National Aeronautics and Space Administration

Living With A Star

Targeted Research and Technology

Coupling electron and proton kinetic physics in the Solar Wind

ROSES ID: NNH18ZDA001N      Selection Year: 2018      

Program Element: Focused Science Topic

Principal Investigator: Tulasi Nandan Parashar

Affiliation(s): University Of Delaware

Project Member(s):
Matthaeus, William H Co-I University of Delaware
Salem, Chadi S Co-I/Institutional PI University of California, Berkeley
Shay, Michael A Co-I University of Delaware
Maruca, Bennett A Co-I null


Science Goals: The mean free path of particles in solar wind is
~1AU or larger, making it larger than most scales of interest. This
implies that the solar wind is extremely weakly collisional. Lack
of direct inter-species collisions drives the system into a highly
non-equilibrium state where protons and electrons are not in a thermal
equilibrium. However a lack of collisions and thermal equilibrium between
different plasma species does not imply that the species do not affect
each other.

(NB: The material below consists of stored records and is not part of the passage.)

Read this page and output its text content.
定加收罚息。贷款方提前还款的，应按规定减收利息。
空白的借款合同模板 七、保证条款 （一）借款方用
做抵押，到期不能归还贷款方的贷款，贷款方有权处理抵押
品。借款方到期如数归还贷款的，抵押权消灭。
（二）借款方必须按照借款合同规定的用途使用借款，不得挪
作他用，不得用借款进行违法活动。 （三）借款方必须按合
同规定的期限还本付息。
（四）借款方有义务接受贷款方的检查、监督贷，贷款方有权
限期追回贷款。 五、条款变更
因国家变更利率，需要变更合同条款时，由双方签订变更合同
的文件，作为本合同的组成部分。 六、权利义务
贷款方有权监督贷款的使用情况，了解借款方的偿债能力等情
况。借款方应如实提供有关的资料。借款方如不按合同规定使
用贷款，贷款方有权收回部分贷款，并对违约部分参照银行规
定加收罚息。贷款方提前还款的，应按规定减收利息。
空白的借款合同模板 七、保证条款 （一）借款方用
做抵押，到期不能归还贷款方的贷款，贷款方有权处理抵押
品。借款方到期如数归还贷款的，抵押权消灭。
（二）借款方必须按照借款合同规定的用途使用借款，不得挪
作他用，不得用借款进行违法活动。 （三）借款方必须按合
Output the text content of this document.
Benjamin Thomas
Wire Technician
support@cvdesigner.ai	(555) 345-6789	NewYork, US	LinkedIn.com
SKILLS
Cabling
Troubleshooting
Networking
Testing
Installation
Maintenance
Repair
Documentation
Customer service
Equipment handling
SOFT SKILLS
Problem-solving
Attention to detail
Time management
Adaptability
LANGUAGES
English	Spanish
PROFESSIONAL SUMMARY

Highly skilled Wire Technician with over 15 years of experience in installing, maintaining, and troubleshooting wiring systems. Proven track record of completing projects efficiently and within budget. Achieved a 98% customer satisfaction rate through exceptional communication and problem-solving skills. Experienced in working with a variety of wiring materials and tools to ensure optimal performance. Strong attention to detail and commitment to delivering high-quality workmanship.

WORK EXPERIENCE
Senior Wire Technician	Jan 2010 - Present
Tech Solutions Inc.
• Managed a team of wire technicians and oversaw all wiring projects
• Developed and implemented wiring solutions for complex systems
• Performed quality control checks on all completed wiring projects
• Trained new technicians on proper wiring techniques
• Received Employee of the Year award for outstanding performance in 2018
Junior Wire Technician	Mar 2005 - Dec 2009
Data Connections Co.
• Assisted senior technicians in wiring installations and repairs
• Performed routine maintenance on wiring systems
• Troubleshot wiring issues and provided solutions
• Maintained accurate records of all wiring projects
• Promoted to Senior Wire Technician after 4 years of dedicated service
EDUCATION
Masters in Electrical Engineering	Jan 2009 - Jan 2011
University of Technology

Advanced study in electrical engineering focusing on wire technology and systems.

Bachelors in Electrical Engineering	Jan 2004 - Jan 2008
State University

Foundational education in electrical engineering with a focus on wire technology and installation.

Both species affect the evolution and kinetic behavior of
the other via electromagnetic interactions. However, which processes
and channels enable this interaction, and the resultant effects have not
gained much attention at all. It is our aim to develop a research program
that addresses this problem using a combination of spacecraft data and
kinetic simulations. The objectives of the proposal are: (I) Identify
the channels of interaction between protons and electrons, and their
relation to reconnection and turbulence in the solar wind (II) Identify
the effects of this interaction on kinetic physics of both protons
and electrons, (III) Create statistical surveys of correlations between
various physical quantities of interest such as relative species heating,
turbulence amplitudes, individual species temperatures, temperature ratio
of both species, solar wind speed etc. The fundamental goal is to create
a comprehensive knowledge base that can guide global simulations of
solar wind to improve the thermodynamic representation of these species.

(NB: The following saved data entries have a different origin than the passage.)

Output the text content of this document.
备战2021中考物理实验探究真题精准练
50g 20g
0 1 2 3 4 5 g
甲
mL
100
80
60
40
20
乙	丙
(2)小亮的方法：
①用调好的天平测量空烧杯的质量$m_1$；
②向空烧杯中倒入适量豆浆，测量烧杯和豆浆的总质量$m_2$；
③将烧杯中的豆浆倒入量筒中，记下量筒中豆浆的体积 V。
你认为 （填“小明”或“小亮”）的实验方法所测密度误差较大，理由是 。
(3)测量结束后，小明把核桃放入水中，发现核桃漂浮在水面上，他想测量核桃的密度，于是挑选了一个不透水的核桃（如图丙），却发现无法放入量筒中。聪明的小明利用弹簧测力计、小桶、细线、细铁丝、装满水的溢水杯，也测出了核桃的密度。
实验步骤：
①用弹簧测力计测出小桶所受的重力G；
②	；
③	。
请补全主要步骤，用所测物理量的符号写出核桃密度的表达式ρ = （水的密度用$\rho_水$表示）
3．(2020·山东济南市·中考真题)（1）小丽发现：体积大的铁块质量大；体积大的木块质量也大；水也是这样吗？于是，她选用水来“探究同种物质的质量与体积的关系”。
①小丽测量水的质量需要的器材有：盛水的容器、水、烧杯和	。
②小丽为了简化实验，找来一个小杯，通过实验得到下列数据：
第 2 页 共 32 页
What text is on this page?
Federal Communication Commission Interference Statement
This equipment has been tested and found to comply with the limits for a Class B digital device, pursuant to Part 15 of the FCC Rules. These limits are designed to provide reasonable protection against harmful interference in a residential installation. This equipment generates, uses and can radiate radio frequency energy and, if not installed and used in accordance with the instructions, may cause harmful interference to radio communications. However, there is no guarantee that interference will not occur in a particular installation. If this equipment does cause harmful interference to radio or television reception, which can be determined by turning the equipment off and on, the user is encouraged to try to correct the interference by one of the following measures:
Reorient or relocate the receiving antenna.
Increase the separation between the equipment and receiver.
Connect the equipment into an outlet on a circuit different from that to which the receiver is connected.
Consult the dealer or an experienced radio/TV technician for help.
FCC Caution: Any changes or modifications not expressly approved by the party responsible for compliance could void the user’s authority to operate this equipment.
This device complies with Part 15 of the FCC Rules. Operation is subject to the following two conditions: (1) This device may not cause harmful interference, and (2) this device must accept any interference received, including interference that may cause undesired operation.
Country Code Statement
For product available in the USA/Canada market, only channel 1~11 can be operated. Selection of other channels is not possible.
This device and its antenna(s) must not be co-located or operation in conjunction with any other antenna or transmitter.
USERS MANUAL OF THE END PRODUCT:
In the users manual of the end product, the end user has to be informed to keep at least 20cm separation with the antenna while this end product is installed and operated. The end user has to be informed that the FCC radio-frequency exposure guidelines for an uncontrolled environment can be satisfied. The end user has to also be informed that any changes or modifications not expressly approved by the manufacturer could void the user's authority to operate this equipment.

Methodology: The project will employ both, analysis of spacecraft data as
well as kinetic simulations to address this problem. The strategy will
be two pronged: (I) use kinetic simulations to identify the interaction
channels between the two species, and quantify their roles. (II)
Use spacecraft data to perform surveys of statistical correlations
between various quantities of interest, and to identify specific
intervals of interest to simulate using kinetic simulation models.
For kinetic simulations, primarily fully parallel electromagnetic
kinetic code P3D will be used. Our team has used this code extensively
for studying turbulence and reconnection. For spacecraft observations,
solar wind data from Wind, ACE, Cluster, Helios, and MMS spacecraft will
be used. Single-spacecraft and multi-spacecraft techniques will be used
where appropriate. Our team has expertise in analyzing data from all
these spacecraft for various turbulence studies.

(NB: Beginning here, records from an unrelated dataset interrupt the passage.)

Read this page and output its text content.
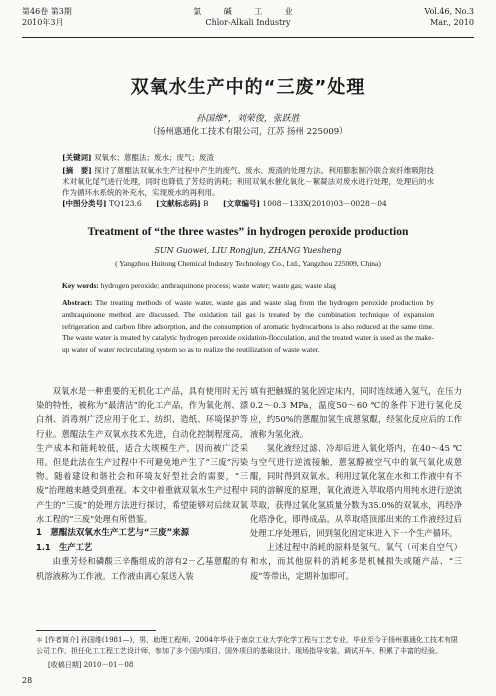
第46卷 第3期
2010年3月
氯 碱 工 业
Chlor-Alkali Industry
Vol.46, No.3
Mar., 2010
双氧水生产中的“三废”处理
孙国维*，刘荣俊，张跃胜
（扬州惠通化工技术有限公司，江苏 扬州 225009）
[关键词] 双氧水；蒽醌法；废水；废气；废渣
[摘　要] 探讨了蒽醌法双氧水生产过程中产生的废气、废水、废渣的处理方法。利用膨胀制冷联合炭纤维吸附技术对氧化尾气进行处理，同时也降低了芳烃的消耗；利用双氧水催化氧化－絮凝法对废水进行处理，处理后的水作为循环水系统的补充水，实现废水的再利用。
[中图分类号] TQ123.6 [文献标志码] B [文章编号] 1008－133X(2010)03－0028－04
Treatment of “the three wastes” in hydrogen peroxide production
SUN Guowei, LIU Rongjun, ZHANG Yuesheng
( Yangzhou Huitong Chemical Industry Technology Co., Ltd., Yangzhou 225009, China)
Key words: hydrogen peroxide; anthraquinone process; waste water; waste gas; waste slag
Abstract: The treating methods of waste water, waste gas and waste slag from the hydrogen peroxide production by anthraquinone method are discussed. The oxidation tail gas is treated by the combination technique of expansion refrigeration and carbon fibre adsorption, and the consumption of aromatic hydrocarbons is also reduced at the same time. The waste water is treated by catalytic hydrogen peroxide oxidation-flocculation, and the treated water is used as the make-up water of water recirculating system so as to realize the reutilization of waste water.

双氧水是一种重要的无机化工产品，具有使用时无污染的特性，被称为“最清洁”的化工产品，作为氧化剂、漂白剂、消毒剂广泛应用于化工、纺织、造纸、环境保护等行业。蒽醌法生产双氧水技术先进，自动化控制程度高，生产成本和能耗较低，适合大规模生产，因而被广泛采用。但是此法在生产过程中不可避免地产生了“三废”污染物。随着建设和谐社会和环境友好型社会的需要，“三废”治理越来越受到重视。本文中着重就双氧水生产过程中产生的“三废”的处理方法进行探讨，希望能够对后续双氧水工程的“三废”处理有所借鉴。

1　蒽醌法双氧水生产工艺与“三废”来源
1.1　生产工艺

由重芳烃和磷酸三辛酯组成的溶有2－乙基蒽醌的有机溶液称为工作液。工作液由离心泵送入装

填有把触媒的氢化固定床内，同时连续通入氢气，在压力0.2～0.3 MPa，温度50～60 ℃的条件下进行氢化反应，约50%的蒽醌加氢生成蒽氢醌，经氢化反应后的工作液称为氢化液。

氢化液经过滤、冷却后进入氧化塔内，在40～45 ℃与空气进行逆流接触，蒽氢醇被空气中的氧气氧化成蒽醌，同时得到双氧水。利用过氧化氢在水和工作液中有不同的溶解度的原理，氧化液进入萃取塔内用纯水进行逆流萃取，获得过氧化氢质量分数为35.0%的双氧水，再经净化塔净化，即得成品。从萃取塔顶部出来的工作液经过后处理工序处理后，回到氢化固定床进入下一个生产循环。

上述过程中消耗的原料是氢气、氧气（可来自空气）和水，而其他原料的消耗多是机械损失或随产品、“三废”等带出，定期补加即可。

＊ [作者简介] 孙国维(1981—)，男，助理工程师，2004年毕业于南京工业大学化学工程与工艺专业，毕业至今于扬州惠通化工技术有限公司工作，担任化工工程工艺设计师，参加了多个国内项目、国外项目的基础设计、现场指导安装、调试开车，积累了丰富的经验。
[收稿日期] 2010－01－08
28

Proposed Contributions to Focused Science Team Effort: The interplay
of protons and electrons in a collisionless system is of interest on
its own at a fundamental level. However, the statistical correlations
found in this study will be important to empirically represent the
thermodynamics of protons and electrons in global models. A preliminary
attempt in this regard has already been made by our collaborator Arcadi
Usmanov by incorporating results from one of recent papers into his
global heliospheric model. Moreover, the insights gathered from this
study will help interpret and analyze data from NASA/ESA missions such
as Parker Solar Probe, and Solar Orbiter.

Relevance: The proposed study is directly relevant to LWS program
objective 1: "Understand how the sun varies and what drives solar
variability" and Focused Science Topic 2: "Origins, Acceleration and
Evolution of the Solar Wind". Understanding the interplay of proton and
electron kinetic physics is central to a better understanding of the
solar wind and its evolution. This study is also relevant to the first
science objective defined in the 2014 Heliophysics Roadmap for NASA:
"Solve the Fundamental Mysteries of Heliosphere" by understanding not
only the fundamental processes that energize particles, but also by
enhancing our understanding of the role that magnetic reconnection and
turbulence play in the evolution of the solar wind.